Witnessing her graduation in July made it obvious that the merits of the program for Wild were not only in its financial support of participants, but in the emotional bolstering provided by the sisterhood who knows each others pains, no matter their source.

Wild’s a crier, she admits. She used to be embarrassed of her emotions after an upbringing that emphasized hiding them or bottling them in.

“I was a taker before, but I’m not anymore,” she said with pride at graduation, even if she had a hard time finishing some of her sentences without tears, proud that she could be an important part of other women’s journeys.

In a program where women feel free to let down their guard on vulnerabilities, difficulty finishing sentences didn’t need to be explained. She’s not afraid to be that way in front of them, but what’s more is that she no longer has to be that way in front of anyone, a release valve to years of compression that substance abuse helped her cope with.

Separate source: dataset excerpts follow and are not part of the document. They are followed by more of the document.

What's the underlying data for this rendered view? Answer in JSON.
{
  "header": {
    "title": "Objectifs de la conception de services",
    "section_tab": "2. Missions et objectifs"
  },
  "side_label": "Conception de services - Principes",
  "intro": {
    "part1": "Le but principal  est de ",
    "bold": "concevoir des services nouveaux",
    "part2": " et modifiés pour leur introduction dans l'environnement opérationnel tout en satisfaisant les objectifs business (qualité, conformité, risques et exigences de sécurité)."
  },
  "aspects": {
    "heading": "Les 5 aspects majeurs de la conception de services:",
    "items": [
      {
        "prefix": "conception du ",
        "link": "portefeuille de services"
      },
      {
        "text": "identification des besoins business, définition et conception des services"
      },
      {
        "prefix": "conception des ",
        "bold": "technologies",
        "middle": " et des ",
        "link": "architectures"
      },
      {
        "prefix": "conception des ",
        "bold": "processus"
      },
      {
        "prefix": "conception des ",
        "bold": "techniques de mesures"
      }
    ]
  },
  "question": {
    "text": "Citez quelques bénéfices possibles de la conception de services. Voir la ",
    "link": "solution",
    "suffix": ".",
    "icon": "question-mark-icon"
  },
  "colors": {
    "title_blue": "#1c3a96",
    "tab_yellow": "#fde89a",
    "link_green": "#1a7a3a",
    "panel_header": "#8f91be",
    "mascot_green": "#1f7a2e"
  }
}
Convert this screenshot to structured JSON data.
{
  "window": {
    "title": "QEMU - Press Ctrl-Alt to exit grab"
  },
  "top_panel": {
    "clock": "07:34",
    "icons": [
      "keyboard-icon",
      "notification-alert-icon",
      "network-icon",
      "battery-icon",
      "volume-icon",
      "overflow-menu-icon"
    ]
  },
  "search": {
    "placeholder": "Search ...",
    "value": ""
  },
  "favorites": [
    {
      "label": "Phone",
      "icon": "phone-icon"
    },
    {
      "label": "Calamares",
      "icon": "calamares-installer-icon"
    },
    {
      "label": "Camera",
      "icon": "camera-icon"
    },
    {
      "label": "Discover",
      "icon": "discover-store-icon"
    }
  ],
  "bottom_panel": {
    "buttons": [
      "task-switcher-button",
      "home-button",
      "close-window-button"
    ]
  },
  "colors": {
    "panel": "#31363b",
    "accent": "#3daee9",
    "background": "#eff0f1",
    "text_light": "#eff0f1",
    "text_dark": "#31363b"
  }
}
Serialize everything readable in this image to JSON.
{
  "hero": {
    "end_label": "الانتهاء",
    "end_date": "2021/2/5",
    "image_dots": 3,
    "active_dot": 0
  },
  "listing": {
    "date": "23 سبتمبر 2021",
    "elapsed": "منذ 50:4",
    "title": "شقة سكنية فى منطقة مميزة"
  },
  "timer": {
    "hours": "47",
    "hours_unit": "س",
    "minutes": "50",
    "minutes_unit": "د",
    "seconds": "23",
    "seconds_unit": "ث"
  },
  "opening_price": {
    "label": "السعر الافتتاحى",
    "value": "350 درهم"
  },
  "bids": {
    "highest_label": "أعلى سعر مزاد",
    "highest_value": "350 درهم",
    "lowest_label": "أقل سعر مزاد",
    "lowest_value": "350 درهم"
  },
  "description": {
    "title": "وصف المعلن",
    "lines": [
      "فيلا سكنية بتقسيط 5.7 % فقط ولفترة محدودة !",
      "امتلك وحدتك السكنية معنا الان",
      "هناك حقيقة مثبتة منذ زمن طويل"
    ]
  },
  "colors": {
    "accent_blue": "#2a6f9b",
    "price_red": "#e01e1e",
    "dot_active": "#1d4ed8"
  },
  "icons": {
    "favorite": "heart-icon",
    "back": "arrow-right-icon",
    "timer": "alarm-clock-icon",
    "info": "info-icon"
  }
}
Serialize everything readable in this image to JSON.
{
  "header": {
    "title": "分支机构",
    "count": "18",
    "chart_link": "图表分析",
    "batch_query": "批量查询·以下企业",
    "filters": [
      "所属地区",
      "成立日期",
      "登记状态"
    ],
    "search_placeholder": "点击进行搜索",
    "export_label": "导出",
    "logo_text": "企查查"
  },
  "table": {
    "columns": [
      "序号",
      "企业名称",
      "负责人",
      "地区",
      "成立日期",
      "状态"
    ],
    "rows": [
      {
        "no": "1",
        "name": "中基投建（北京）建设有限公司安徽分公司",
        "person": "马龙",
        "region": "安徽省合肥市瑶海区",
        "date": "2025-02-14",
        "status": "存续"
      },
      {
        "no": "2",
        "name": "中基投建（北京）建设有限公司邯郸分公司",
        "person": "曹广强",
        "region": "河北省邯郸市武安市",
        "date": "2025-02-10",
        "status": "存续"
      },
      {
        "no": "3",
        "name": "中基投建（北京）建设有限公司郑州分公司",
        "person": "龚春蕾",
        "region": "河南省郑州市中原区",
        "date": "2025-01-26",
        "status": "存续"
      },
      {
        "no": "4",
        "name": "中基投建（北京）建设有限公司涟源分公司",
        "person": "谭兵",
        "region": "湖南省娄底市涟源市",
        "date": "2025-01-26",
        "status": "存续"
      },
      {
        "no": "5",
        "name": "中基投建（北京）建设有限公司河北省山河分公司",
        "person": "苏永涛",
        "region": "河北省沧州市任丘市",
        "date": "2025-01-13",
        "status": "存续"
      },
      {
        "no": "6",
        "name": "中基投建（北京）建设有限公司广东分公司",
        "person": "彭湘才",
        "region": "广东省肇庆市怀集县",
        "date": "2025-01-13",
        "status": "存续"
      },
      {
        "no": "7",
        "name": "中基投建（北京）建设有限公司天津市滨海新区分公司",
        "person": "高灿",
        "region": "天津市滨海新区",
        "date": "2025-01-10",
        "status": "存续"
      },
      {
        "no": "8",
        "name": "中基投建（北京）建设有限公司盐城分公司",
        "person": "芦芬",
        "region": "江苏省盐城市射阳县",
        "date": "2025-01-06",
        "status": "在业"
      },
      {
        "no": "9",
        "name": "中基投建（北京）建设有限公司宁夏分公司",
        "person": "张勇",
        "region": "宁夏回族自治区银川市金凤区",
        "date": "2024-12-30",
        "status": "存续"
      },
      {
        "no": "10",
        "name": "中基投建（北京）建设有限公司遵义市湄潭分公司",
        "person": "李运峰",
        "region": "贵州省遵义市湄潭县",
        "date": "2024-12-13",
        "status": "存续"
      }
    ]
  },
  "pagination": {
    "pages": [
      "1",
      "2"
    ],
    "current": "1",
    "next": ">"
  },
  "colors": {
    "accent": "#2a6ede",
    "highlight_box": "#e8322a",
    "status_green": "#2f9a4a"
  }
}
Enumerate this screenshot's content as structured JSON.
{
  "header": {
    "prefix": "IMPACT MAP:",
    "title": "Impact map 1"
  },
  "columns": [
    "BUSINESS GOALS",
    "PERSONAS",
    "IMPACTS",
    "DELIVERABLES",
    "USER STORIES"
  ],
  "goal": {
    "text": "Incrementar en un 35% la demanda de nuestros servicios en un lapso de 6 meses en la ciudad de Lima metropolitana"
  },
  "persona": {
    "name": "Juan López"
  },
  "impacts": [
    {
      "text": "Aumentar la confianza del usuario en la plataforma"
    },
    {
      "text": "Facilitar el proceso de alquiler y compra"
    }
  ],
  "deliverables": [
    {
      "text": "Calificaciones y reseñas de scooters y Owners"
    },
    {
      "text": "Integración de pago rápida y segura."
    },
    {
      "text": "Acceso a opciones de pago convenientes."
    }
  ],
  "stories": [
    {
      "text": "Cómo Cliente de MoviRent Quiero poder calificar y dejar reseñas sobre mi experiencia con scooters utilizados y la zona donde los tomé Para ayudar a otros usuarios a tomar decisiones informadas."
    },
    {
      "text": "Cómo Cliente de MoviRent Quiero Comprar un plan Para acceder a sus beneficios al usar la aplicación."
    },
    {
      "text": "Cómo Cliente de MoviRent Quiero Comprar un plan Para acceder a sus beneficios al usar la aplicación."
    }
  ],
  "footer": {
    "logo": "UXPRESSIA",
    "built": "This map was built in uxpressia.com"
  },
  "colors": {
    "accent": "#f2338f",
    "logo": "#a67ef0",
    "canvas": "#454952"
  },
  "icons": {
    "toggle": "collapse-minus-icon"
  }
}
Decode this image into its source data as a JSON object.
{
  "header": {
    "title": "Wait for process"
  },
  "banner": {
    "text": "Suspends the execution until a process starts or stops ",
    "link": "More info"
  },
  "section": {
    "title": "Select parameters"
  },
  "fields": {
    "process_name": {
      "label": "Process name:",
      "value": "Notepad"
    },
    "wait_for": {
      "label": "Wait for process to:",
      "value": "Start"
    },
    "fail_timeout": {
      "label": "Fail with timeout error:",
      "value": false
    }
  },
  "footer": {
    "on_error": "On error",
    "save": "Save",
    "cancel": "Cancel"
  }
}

“I never trusted anybody outside myself, and always thought I had to do things on my own,” she said tearfully. “I never had that emotional support.”

The tears were nothing new to Wild, but this pause was different — a seemingly new revelation about her growth through Gateway that gave her hesitation to reflect.

Likewise, she’s torn down the guard on her life’s story in hopes that her testimony will serve as an inspiration for other women like her as she stays involved in support groups after graduation. Now, her darkest moments serve as her greatest strengths.

“We all have a very similar story,” she said, “it’s just different characters in the story.”

That’s an apt metaphor for someone whose strength during Bible study is helping others keep the names in scriptures straight and perhaps a parallel for those in treatment programs that are sometimes told to find the similarities in each other. Wild credits a rebuilt faith and relationship with God for her success this time, after other failed attempts in treatment programs.

With a sisterhood, a new relationship with God and even a little cash to help her transition out of the program, she said “hope” is now her favorite word. But listening to Wild’s story reveals that “peace” might be a close second, having attained a tangible light to shine on a predictably bright future.

“Before Gateway, I was always trying to hide from God. I was ashamed,” she said. “I don’t have that shame now because I know I’m forgiven.”

Now, she wants others to feel the inner peace she feels.

Now, she knows the relationships she has are worth more than $40 will ever buy, “because I know that I’m never alone anymore.”